Three US states are currently testing a mileage-based fee system, hoping to replace the outdated and arguably, no longer effective, gas tax that funds road upkeep and operation.
Colorado, California, and Oregon are temporarily piloting a system where drivers pay a tax which is calculated based on the number of miles they drive rather than a flat tax at the pump. In Colorado, it’s being called a Road Usage Charge (RUC) and proponents of this change are rallying behind it, saying that it will be the best way to ensure roadways are maintained and expanded moving forward.
The problem that’s currently plaguing DOT officials in many states is the gas taxes aren’t raising the required capital to meet the growing needs of cities. In a politically-charged world, it’s tough to simply raise taxes.

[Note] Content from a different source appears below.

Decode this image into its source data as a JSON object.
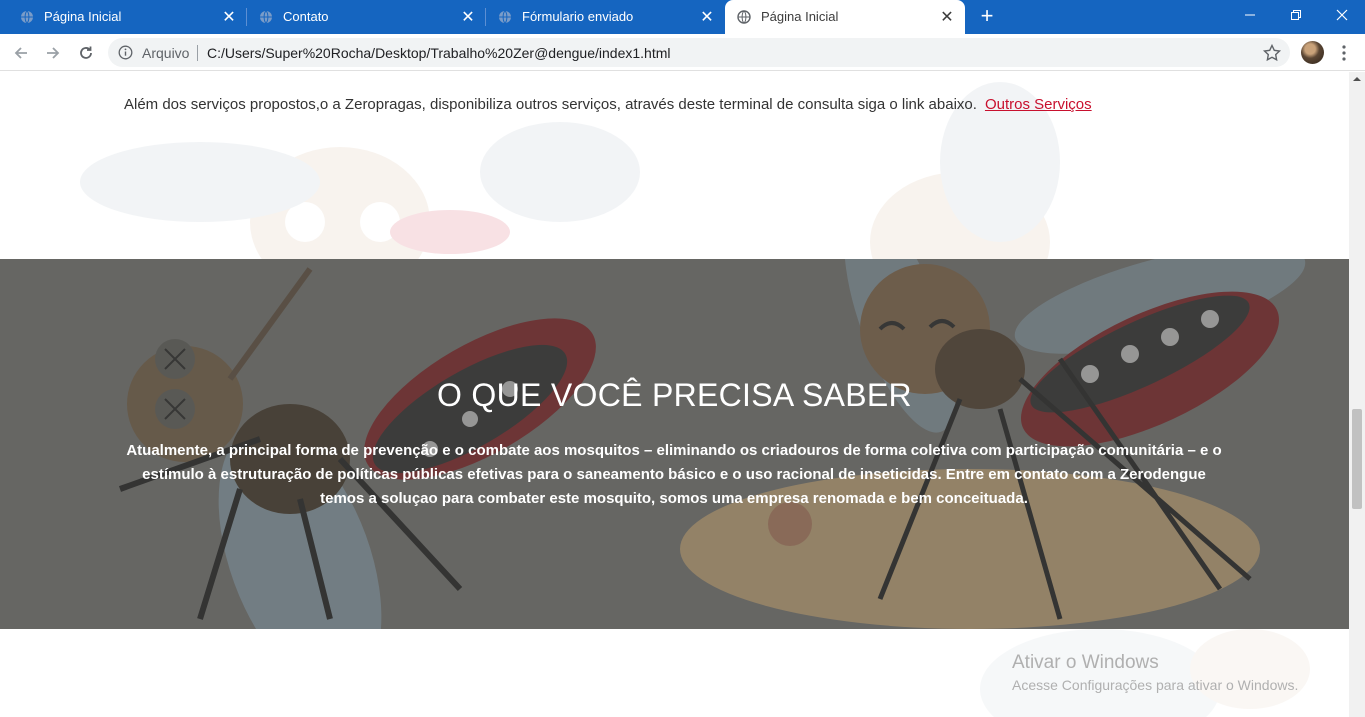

Additionally, electric and flex-fuel vehicles are hitting the roadways at an increased rate, resulting in fewer people filling up at the pumps regularly. The taxes that the DOT once counted on to invest in maintenance and construction are being seriously impacted. Not to mention, the gas tax has not been adjusted for inflation. In Colorado, the gas tax comes out to 22 cents per gallon, which, according to this article in the Coloradoan, hasn’t been raised since 1993. The proposed RUC rate in Colorado is 1.2 cents per mile, and as testing continues across the nation and data is collected, this tax may be adjusted. However, the hope is to collect enough money to meet the growing needs of the country without feeling the pinch as transportation innovation continues to evolve.
The incoming Trump administration has hinted at a colossal $1-trillion infrastructure plan, and that money needs to come from somewhere. Gas taxes no longer seem to be enough. Do you think the RUC will be embraced by citizens? Only time and further testing will tell.